I don’t think he’s consciously trying to screw me over, but he just procrastinates until finally the mess pisses me off so much I have to do it myself. If I want him to actually agree to do something AND do it, I need to make sure I’m asking during the correct alignment of the stars and planets, then specify exactly when I expect him to help me or complete the project. It doesn’t matter how large or small it is.

Also, he has this thing with the recycling - even though our city does not require it, he must sort everything, must break down all boxes, take off all tape, remove all stapes, etc., etc. It doesn’t matter if someone else will do this for him. It doesn’t matter that it can take him more than an hour to do this sometimes. He still must do it and takes it very seriously - the trash can’t go out unless it’s been ascertained that no recycle-able material remains; the recycling can’t go out until everything has been carefully sorted, broken down, tape removed, blah blah blah.
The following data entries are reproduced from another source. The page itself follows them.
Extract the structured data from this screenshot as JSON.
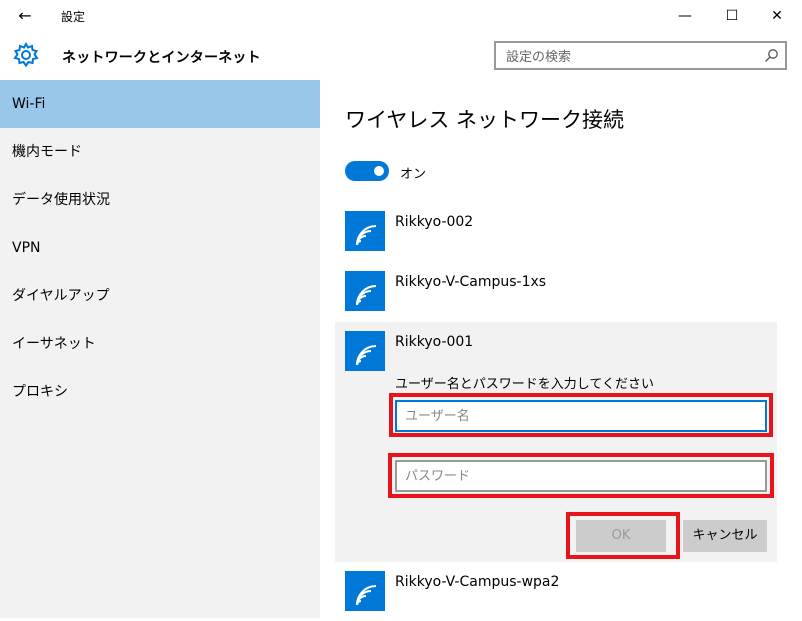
{
  "window": {
    "title": "設定",
    "back_glyph": "←",
    "minimize_glyph": "—",
    "maximize_glyph": "☐",
    "close_glyph": "✕"
  },
  "header": {
    "section_title": "ネットワークとインターネット",
    "search_placeholder": "設定の検索"
  },
  "sidebar": {
    "items": [
      {
        "label": "Wi-Fi",
        "active": true
      },
      {
        "label": "機内モード"
      },
      {
        "label": "データ使用状況"
      },
      {
        "label": "VPN"
      },
      {
        "label": "ダイヤルアップ"
      },
      {
        "label": "イーサネット"
      },
      {
        "label": "プロキシ"
      }
    ]
  },
  "main": {
    "title": "ワイヤレス ネットワーク接続",
    "toggle_label": "オン",
    "toggle_on": true,
    "networks": [
      {
        "name": "Rikkyo-002"
      },
      {
        "name": "Rikkyo-V-Campus-1xs"
      },
      {
        "name": "Rikkyo-001",
        "expanded": true
      },
      {
        "name": "Rikkyo-V-Campus-wpa2"
      }
    ],
    "credentials": {
      "prompt": "ユーザー名とパスワードを入力してください",
      "username_placeholder": "ユーザー名",
      "password_placeholder": "パスワード",
      "ok_label": "OK",
      "cancel_label": "キャンセル"
    }
  },
  "colors": {
    "accent": "#0078d7",
    "sidebar_active": "#99c7ea",
    "highlight": "#e8141c"
  }
}
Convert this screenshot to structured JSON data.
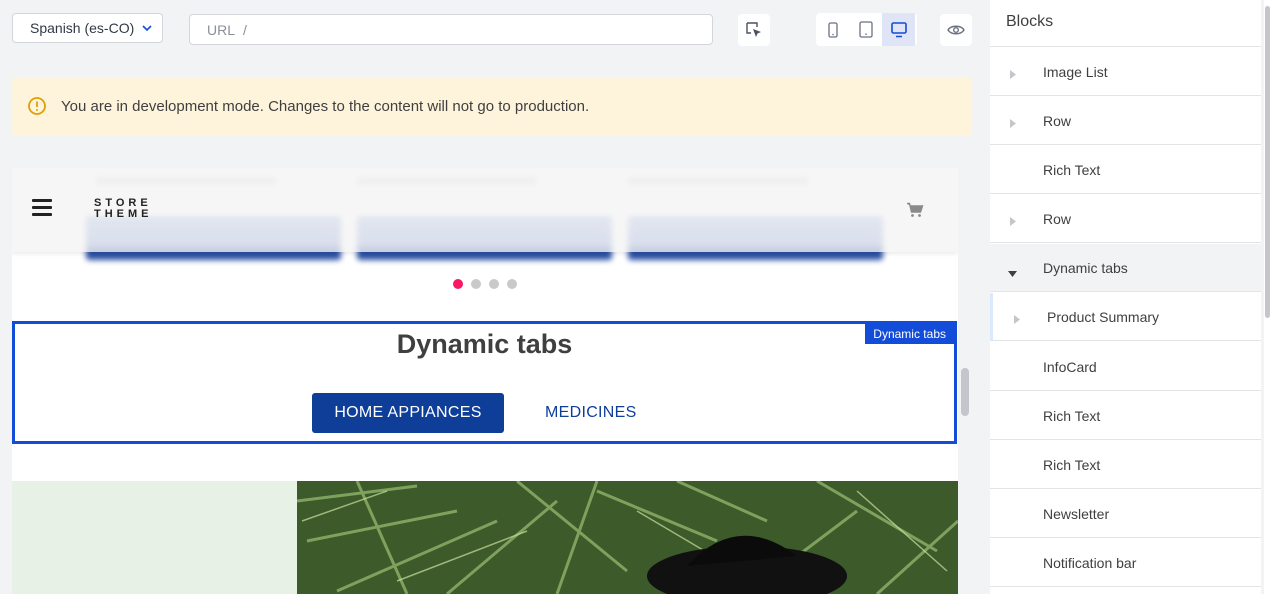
{
  "toolbar": {
    "locale": "Spanish (es-CO)",
    "url_label": "URL",
    "url_value": "/"
  },
  "alert": {
    "message": "You are in development mode. Changes to the content will not go to production."
  },
  "preview": {
    "store_logo_line1": "STORE",
    "store_logo_line2": "THEME",
    "block_tag": "Dynamic tabs",
    "section_title": "Dynamic tabs",
    "tabs": [
      {
        "label": "HOME APPIANCES",
        "active": true
      },
      {
        "label": "MEDICINES",
        "active": false
      }
    ],
    "carousel_dots": 4,
    "carousel_active_dot": 1
  },
  "panel": {
    "title": "Blocks",
    "items": [
      {
        "label": "Image List",
        "caret": "right"
      },
      {
        "label": "Row",
        "caret": "right"
      },
      {
        "label": "Rich Text",
        "caret": "none"
      },
      {
        "label": "Row",
        "caret": "right"
      },
      {
        "label": "Dynamic tabs",
        "caret": "down"
      },
      {
        "label": "Product Summary",
        "caret": "right"
      },
      {
        "label": "InfoCard",
        "caret": "none"
      },
      {
        "label": "Rich Text",
        "caret": "none"
      },
      {
        "label": "Rich Text",
        "caret": "none"
      },
      {
        "label": "Newsletter",
        "caret": "none"
      },
      {
        "label": "Notification bar",
        "caret": "none"
      }
    ]
  },
  "colors": {
    "accent": "#134cd8",
    "tab_active_bg": "#0f3e99",
    "dot_active": "#f71963",
    "alert_bg": "#fef4dc",
    "warn_icon": "#e0a000"
  },
  "icons": [
    "chevron-down-icon",
    "cursor-select-icon",
    "mobile-icon",
    "tablet-icon",
    "desktop-icon",
    "eye-icon",
    "warning-icon",
    "hamburger-icon",
    "cart-icon",
    "caret-right-icon",
    "caret-down-icon"
  ]
}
This is one of those things that rears its ugly head during an argument once every month or so when I start feeling overwhelmed by the chaos that is our house.

He’s pathologically early to pretty much everything. Example: he’s agreed with a friend to meet at our neighborhood winery at 2:00pm. Cool. It takes about 15 minutes (generously - usually more like 12) to get to the winery. That means he wants to leave our house at 1:40pm cuz, you know, he could encounter giant frogs en route and needs that 5 minute cushion to summon the giant frog police. Fine, so far.

I get ready to go with the 1:40 departure time in mind. At 1:30, he’s standing around at the foot of the stairs sighing loudly and looking distressed. Again, let’s review: it’s a 12 minute trip. Our friends will be late, or at least will not be at all put out if we’re 5 minutes late, and I’m not even suggesting we’re going to be late. No! Lateness is very bad! But hell, he’s down there by the front door fretting at 1:30. And getting mad at me for making us “late”. So we get there at 1:47 and our friends arrive at 2:10, so there’s 23 minutes of hanging around aimlessly.

I think it’s a form of social anxiety. Or maybe he’s just weird.

Oh, and my annoying trait? Apparently I tell him things more than once. Also, apparently sometimes I don’t tell him things at all, which I guess is what I get for trying not to repeat myself and relying on my non-existent memory.

Well, I hate when he puts my mail in a pile somewhere I never look and forgets to tell me. And he doesn’t pay attention to how much is in the general expenses account and has gotten us overdraft charged even when we have money.

He also seems to have no concept of an indoor voice or a private conversation so he often embarrasses me when we’re grocery shopping or whatever. But the motormouth is helpful at parties.

Oh, and his snoring sounds like a chainsaw. But he’s a big sweetie.

“Would you like some help with the dishes?”

“Sure, there’s a lot tonight, you can dry if you want to.”

“Oh, but I wanted to watch a bit of TV.”


“Would you like a glass of juice?”

“Yeah, that’d be nice - I’m thirsty.”

“But I wanted to finish the jug.”


“Do you want some help with dinner?”

“Could you dice the eggplant?”

“Ugh! I hate to cut vegetables.”


I don’t understand this behaviour at all. It’s not an issue, really - because my stock answer is “Nah, I got it under control.” But I don’t get the point of offering something if you’re going to balk if the offer is accepted. :confused: (To be clear, the distribution of labour is pretty fair in our household, one might get the impression that she’s lazy if you’re just looking at the above - not so.)